Ela acredita, entretanto, que existe muito espaço para trabalhar o humor, por ser uma linguagem sofisticada “que chega a lugares do raciocínio humano onde a lógica não entra”. “Mas eu trabalho com o humor numa modalidade editorial, mais política, que permite um jogo maior”, explicou. 

Cartunista política 

Sua carreira como chargista e cartunista política começou em 1970. No entanto, nem todos esses anos permitiram que ela se desse conta de que havia tanta “boçalidade” no Brasil. “Me surpreendi. A direita foi saindo do armário e explicitando com cada vez menos medo palavras de ordem que são chocantes. Antes diziam com vergonha que bom mesmo era no tempo da ditadura. De repente, virou um cartaz”, disse.

“Uma vez li que o fascismo se nutre dos momentos de frustração, mais do que dos momentos de privação e carência. Populações com desemprego e passando fome não são o celeiro preferencial do fascismo. Ele se nutre das frustrações da classe média”, disse.

Nesse sentido, a restituição dos direitos políticos de Luiz Inácio Lula da Silva tem especial importância, segundo ela, ainda que não se saiba se ele realmente vai se apresentar como candidato para as eleições de 2022. 

“O mais importante é que ele esteja livre e atuando no cenário político brasileiro, o que ele já está fazendo. Veja a força da fala dele, que obriga o Bolsonaro a aparecer usando máscara”, comemorou.

Ela, porém, não quis discutir candidaturas nem declarou seu apoio a nenhum político, afirmando que o importante neste momento é ser estratégico, discutindo projetos e não “tentando enfiar candidaturas sofregamente”.

“Mas o caso do Lula é especial porque ele foi uma vítima. Agora, o que vai acontecer daqui para frente, é uma incógnita”, afirmou.

A volta do ex-presidente ao cenário político pode contribuir para gerar uma reação na população, que a cartunista afirma que até esse momento tem sido insuficiente, culpa de uma “passividade forçada”. 

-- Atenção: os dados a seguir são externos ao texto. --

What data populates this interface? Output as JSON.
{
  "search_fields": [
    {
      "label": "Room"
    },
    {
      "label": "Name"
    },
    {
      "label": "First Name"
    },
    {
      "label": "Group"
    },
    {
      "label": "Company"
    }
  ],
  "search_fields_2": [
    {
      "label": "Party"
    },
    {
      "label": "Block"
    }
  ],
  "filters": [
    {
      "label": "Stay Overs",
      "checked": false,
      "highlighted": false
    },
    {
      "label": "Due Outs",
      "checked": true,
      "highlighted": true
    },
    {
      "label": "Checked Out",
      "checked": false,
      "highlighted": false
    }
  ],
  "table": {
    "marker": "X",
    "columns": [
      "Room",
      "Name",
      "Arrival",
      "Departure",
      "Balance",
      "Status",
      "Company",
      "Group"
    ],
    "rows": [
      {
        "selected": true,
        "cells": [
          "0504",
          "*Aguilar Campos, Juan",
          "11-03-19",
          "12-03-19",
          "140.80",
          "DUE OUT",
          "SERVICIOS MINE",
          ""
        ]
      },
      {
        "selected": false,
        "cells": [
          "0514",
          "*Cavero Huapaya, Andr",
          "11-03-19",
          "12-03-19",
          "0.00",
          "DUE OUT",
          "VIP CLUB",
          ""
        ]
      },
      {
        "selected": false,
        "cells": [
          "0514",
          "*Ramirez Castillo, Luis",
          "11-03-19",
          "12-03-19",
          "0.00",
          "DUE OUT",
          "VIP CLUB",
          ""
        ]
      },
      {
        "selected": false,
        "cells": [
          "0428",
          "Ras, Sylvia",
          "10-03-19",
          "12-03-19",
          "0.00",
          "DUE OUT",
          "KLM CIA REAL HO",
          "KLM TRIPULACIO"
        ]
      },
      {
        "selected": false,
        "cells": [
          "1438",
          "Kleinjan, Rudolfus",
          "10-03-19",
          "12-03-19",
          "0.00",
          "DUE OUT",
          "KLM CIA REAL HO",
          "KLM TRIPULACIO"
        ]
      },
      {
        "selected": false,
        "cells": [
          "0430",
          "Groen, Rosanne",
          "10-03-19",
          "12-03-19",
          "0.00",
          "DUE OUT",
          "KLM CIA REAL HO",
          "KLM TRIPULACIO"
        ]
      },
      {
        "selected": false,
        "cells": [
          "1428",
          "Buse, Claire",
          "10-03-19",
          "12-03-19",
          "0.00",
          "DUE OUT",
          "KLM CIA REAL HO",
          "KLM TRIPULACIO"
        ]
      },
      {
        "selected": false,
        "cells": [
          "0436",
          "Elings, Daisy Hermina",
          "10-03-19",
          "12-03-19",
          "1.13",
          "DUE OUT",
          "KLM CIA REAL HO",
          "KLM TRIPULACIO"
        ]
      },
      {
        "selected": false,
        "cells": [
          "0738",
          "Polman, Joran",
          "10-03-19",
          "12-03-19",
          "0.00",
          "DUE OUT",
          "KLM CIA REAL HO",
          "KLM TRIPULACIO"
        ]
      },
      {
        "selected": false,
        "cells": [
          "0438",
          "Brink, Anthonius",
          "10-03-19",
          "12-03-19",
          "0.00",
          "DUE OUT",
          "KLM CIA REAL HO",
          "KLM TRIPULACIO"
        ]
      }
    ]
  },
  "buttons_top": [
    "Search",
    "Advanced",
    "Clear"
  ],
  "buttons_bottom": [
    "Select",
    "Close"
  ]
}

“O excesso de notícias de sofrimento e catástrofe não produz em si mesmo a indiferença. A passividade vem de não encontrar os canais para reagir ao que estamos vendo. Ou porque nos mantemos longe deles ou porque destruímos as formas de participação. A internet virou um canal para ficar elaborando, mas não existe nada que nos estimule a sair dessa passividade, ainda mais na pandemia”, argumentou.

Resistência à ditadura

Comparando a reação à situação política brasileira atual com a reação que se fez à ditadura, Laerte relembrou sua época como militante do Partido Comunista Brasileiro. Ela participou da célula clandestina do PCB, na área de jornalismo. “Tinha até um codinome. Maurício. Mas nunca foi usado”.

Ela entrou no partido em 1973, no auge da repressão militar: “Era mais falta de juízo do que falta de medo, porque noção do perigo veio mesmo em 1975. Antes eu evidentemente via perigo, mas achava que perigo mesmo corriam as pessoas que estavam na luta armada”.

Discutindo sobre o humor naquela época e no período de redemocratização, ela afirmou que chegou a produzir até charges machistas e outros conteúdos que hoje seriam impensáveis.

“Sem justificar, procuro entender por que fazia histórias que hoje não faria. Com o fim da ditadura, veio o fim da censura, então a gente estava desafiando tudo”, disse. Ela ponderou que, como naquela época, já não se estava mais fazendo humor direcionado à luta política, surgiu o humor “que enfiava o dedo no olho de todo o mundo”. Como exemplo, O Planeta Diário, tabloide de humor publicado entre 1984 e 1992 e que daria origem ao grupo Casseta e Planeta.

“Quando você conta uma piada, muitas vezes você parte de um sujeito neutro. Mas quem está lendo lê do seu próprio ponto de vista, e essa plateia costumava ser a dos homens brancos, héteros, cisgênero. Então quando você introduzia qualquer modificação, precisava fazer um adendo: ‘um negro entrou no bar’, ‘uma mulher entrou no bar’. E quando uma mulher entra no bar, a piada passa a girar em torno da sexualidade dela”, explicou. Hoje, Laerte disse entender que começar uma história já não é mais começar uma história qualquer, “é sempre começar de algum ponto”.